I have one std::vector<MyString> which data is not unique. Actually, most strings are repeated. And I have to find the unique ones and their repeat number.

I use map:

std::map<MyString,unsigned short> stringsMap;
.......
if ( stringsMap.find( currentString ) == stringsMap.end() )
{
    stringsMap[ currentString ] = 0;
}

stringsMap[ currentString ]++;
........

Do you have ideas how it could be done on fewer lines?

It could be done on one row: stringsMap[ currentString ]++; however short has indeterminate value by default.

It could be done on one row: stringsMap[ currentString ]++; however short has indeterminate value by default.

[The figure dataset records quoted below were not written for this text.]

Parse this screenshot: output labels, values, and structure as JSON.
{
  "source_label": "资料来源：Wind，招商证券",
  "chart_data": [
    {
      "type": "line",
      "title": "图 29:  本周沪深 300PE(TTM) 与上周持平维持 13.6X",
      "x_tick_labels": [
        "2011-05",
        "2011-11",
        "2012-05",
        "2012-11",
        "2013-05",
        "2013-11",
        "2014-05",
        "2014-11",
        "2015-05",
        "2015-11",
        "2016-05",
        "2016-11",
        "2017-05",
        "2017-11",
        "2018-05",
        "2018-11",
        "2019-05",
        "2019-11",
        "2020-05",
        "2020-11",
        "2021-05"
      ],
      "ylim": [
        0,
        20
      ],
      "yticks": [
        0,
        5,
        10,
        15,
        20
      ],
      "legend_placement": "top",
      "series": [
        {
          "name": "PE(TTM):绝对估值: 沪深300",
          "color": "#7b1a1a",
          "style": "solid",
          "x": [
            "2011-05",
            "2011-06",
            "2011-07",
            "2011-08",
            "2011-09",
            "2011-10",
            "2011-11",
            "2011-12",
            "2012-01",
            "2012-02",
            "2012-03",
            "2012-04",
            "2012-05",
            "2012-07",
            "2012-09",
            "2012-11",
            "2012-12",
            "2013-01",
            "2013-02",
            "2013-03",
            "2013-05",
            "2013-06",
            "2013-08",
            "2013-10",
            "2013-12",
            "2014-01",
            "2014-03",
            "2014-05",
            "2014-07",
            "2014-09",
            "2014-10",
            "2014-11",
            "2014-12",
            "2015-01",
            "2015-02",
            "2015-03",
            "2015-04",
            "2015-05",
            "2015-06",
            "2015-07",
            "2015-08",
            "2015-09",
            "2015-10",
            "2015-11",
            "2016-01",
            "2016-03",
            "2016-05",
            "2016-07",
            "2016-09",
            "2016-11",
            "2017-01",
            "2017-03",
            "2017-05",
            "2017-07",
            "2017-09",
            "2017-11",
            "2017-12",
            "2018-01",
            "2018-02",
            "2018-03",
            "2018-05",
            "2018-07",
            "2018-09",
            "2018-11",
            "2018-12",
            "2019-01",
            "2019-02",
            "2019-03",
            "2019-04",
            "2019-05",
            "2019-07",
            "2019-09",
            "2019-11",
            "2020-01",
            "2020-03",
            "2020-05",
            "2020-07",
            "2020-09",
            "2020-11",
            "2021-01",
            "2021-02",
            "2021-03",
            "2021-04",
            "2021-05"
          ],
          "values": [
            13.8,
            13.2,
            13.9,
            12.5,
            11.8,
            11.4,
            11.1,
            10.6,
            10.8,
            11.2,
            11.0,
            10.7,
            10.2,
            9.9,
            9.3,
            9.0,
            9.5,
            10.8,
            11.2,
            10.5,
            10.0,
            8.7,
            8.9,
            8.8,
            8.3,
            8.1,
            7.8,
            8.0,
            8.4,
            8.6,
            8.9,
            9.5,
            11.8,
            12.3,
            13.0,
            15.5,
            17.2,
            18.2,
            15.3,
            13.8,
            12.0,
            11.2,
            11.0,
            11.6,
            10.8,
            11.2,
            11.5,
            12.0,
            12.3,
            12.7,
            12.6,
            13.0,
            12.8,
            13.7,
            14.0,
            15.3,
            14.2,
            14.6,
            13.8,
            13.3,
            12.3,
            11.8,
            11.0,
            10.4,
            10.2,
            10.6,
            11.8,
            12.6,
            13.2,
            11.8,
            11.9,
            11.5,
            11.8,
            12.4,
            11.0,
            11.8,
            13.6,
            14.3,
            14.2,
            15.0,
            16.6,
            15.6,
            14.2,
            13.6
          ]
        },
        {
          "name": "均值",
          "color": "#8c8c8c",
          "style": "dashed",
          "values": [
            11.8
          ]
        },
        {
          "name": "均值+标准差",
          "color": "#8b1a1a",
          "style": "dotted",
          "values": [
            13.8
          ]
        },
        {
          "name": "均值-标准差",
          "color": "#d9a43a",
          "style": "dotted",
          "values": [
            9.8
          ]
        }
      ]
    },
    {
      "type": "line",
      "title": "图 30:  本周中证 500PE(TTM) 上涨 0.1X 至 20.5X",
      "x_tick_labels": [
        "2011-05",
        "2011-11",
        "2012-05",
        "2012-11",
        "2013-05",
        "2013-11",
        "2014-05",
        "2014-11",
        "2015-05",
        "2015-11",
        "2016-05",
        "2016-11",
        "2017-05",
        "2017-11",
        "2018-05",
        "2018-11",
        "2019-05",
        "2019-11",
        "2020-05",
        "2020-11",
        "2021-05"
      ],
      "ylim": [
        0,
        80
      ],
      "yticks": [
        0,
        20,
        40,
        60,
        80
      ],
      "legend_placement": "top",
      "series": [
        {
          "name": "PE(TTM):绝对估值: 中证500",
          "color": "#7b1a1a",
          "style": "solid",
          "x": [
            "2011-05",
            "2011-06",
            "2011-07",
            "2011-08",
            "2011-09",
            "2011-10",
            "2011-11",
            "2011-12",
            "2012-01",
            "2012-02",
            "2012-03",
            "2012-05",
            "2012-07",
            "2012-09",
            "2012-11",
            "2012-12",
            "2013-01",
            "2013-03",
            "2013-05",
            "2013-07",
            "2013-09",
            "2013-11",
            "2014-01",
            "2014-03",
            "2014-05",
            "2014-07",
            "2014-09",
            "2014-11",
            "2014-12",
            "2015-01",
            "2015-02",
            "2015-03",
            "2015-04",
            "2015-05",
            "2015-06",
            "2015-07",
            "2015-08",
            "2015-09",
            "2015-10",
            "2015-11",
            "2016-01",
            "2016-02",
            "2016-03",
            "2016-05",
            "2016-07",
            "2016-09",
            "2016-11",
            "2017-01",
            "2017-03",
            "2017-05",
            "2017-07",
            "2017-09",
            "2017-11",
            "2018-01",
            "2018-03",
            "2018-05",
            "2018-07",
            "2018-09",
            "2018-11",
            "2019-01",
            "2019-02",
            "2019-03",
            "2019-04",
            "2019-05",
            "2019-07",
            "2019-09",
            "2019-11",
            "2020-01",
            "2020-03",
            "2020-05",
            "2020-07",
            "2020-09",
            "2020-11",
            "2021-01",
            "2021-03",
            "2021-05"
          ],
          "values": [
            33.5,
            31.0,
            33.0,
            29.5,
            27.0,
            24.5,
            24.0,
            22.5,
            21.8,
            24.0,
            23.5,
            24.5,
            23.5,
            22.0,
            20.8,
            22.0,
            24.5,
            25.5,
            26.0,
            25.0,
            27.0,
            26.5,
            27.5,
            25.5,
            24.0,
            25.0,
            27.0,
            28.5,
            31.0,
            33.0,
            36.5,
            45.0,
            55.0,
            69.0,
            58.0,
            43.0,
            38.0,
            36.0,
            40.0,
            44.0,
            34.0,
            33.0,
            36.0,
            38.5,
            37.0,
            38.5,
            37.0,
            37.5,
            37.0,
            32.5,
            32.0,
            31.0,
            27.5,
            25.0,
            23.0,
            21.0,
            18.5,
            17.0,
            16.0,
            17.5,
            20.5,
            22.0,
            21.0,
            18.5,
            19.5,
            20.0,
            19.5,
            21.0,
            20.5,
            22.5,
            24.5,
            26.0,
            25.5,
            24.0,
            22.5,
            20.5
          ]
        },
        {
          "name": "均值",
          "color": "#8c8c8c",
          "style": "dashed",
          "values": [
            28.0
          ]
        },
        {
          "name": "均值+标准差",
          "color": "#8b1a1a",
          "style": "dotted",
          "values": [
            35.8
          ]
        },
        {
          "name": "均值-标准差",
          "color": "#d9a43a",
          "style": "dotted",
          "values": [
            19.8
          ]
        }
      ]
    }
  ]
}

This is not true, value is well defined as stated in documentation :

If an insertion is performed, the mapped value is value-initialized (default-constructed for class types, zero-initialized otherwise ) and a reference to it is returned.

emphasis is mine.

So it is perfectly fine to write one liner:

stringsMap[ currentString ]++;

and this is common practice and even given as an example in the documentation:

// count the number of occurrences of each word
// (the first call to operator[] initialized the counter with zero)
std::map<std::string, size_t>  word_map;
for (const auto &w : { "this", "sentence", "is", "not", "a", "sentence",
                       "this", "sentence", "is", "a", "hoax"}) {
    ++word_map[w];
}

however short has indeterminate value by default.

No. For a non existing key the map will use T() to initialize the value of the newly created entry, which effectively evaluates to 0 for unsigned short .

See the std::map::operator[] documentation (emphasis mine 1 ):

1) Inserts value_type(key, T()) if the key does not exist. This function is equivalent to return insert(std::make_pair(key, T())).first->second;
- key_type must meet the requirements of CopyConstructible .
- mapped_type must meet the requirements of CopyConstructible and DefaultConstructible .
If an insertion is performed, the mapped value is value-initialized (default-constructed for class types, zero-initialized otherwise ) and a reference to it is returned.

Thus, writing just

std::map<MyString,unsigned short> stringsMap;
.......
stringsMap[ currentString ]++;

is perfectly fine. The entire if block is redundant and not needed.